Беринг мчался, и с каждым шагом, с каждым ударом пульса сердце качало по жилам окрашенную кровь, загоняло крохотные цветные частички в глаза, еще не вполне отошедшие от моррисоновского наркотика. Желтокожий, весь, до кончиков пальцев, выкрашенный контрастным веществом, мчался он по дороге и видел ее перед собой, как никогда, расплывчато и неясно, а все ж таки не мог удержаться от смеха. Его разбирал смех. Он был счастлив.
Болезнь Китахары.
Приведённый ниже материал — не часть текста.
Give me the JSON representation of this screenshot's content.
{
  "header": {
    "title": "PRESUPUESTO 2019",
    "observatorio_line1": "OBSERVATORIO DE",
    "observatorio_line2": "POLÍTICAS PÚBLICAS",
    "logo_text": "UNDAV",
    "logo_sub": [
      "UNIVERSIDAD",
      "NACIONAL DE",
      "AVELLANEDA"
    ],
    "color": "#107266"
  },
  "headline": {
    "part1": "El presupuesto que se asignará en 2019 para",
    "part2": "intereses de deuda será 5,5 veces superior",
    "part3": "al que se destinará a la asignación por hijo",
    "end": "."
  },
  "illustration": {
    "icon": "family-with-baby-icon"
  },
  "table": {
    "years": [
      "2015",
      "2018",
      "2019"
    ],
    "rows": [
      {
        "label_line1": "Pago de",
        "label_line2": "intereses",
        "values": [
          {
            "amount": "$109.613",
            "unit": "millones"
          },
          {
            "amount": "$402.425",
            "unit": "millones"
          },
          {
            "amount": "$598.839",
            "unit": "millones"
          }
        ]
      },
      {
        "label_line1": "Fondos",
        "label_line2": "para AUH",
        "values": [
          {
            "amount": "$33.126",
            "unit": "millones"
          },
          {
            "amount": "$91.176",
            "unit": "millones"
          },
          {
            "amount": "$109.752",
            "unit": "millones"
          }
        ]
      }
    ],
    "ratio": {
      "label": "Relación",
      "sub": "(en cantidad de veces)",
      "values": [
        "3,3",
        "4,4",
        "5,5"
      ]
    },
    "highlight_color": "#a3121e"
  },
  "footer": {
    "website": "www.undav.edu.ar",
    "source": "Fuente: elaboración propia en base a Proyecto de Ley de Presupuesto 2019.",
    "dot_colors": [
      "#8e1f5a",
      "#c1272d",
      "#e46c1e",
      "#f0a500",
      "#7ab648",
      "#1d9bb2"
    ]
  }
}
От этой японской болезни он не ослепнет. Не ослепнет! Док Моррисон обещал. Дыры в его мире исчезнут. Надо только ждать. Запастись терпением. И облака, затемняющие поле зрения, посветлеют и исчезнут, словно высушенные искусственным солнцем Нагой. Время. Ему нужно только время. Помутнение взгляда преходяще, как этот утренний ливень, чьи водопады промочили его до самой желтой кожи. Все посветлеет. Могут пройти недели. В худшем случае месяцы. Но он не исключение. Он — один из многих. Док Моррисон обещал.
Беринг мчался. Только когда одышка заставила его мало-помалу замедлить бег и остановиться, он понял, что бежал не в ту сторону. Он хотел выбраться из лазарета. В Бранд. На волю. Но из потоков дождя перед ним возникли не ворота, а метровой высоты указатель, где стояла всего одна цифра — 4. Четвертый блок. Будущее Моора. Ошалев от счастья, он ошибся направлением. Выскочил из барака для слепых и побежал по той дороге, по которой шел вчера с отцом и которая предстояла всем моорским; камнеломы, солевары, углежоги и свекловоды приозерья — все они, думая, что дорога ведет их на волю, к богатствам равнины, попадут в четвертый блок Большого лазарета.
А эта вот черная, зловещая глыба под дождем — не иначе как барак, где в начале длинного ряда железных коек лежит под армейскими одеялами его отец? Накануне вечером в темноте этой палаты было прохладно, прохладнее, чем снаружи, под ночным небом, и темнота пахла мастикой, инсектицидом и дезинфекцией. Нет, неохота ему опять идти в эту палату. И сейчас, и вообще. Вояка находится под опекой Армии. А Беринг — на пути к свободе. Все еще тяжело дыша, он уже хотел повернуть и опять вдруг невольно рассмеялся: вслепую — и не в ту сторону.
Медленно поворачивая обратно, он краем глаза словно бы заметил движение в одном из окон барака, тень за пеленой дождя. За испещренным путаными струйками стеклом стоял старик. Вояка. Отец. Закутавшись в одеяла, стоял у окна. И поднял руку. Помахал. В руке у него был платок или какой-то светлый лоскут, и он размахивал им, медленно выписывал широкие дуги, словно стоял у корабельных поручней и махал удаляющейся, тонущей земле.
Но нет. Никто там не стоял. Просто на сквозняке парусила штора, рваное жалюзи. Беринг смахнул с ресниц капли дождя. Окно было темным и пустым. Он отвернулся. И опять побежал. Но больше не подпрыгивал и не тянулся к незримым веткам и плодам — только мчался, бежал прочь.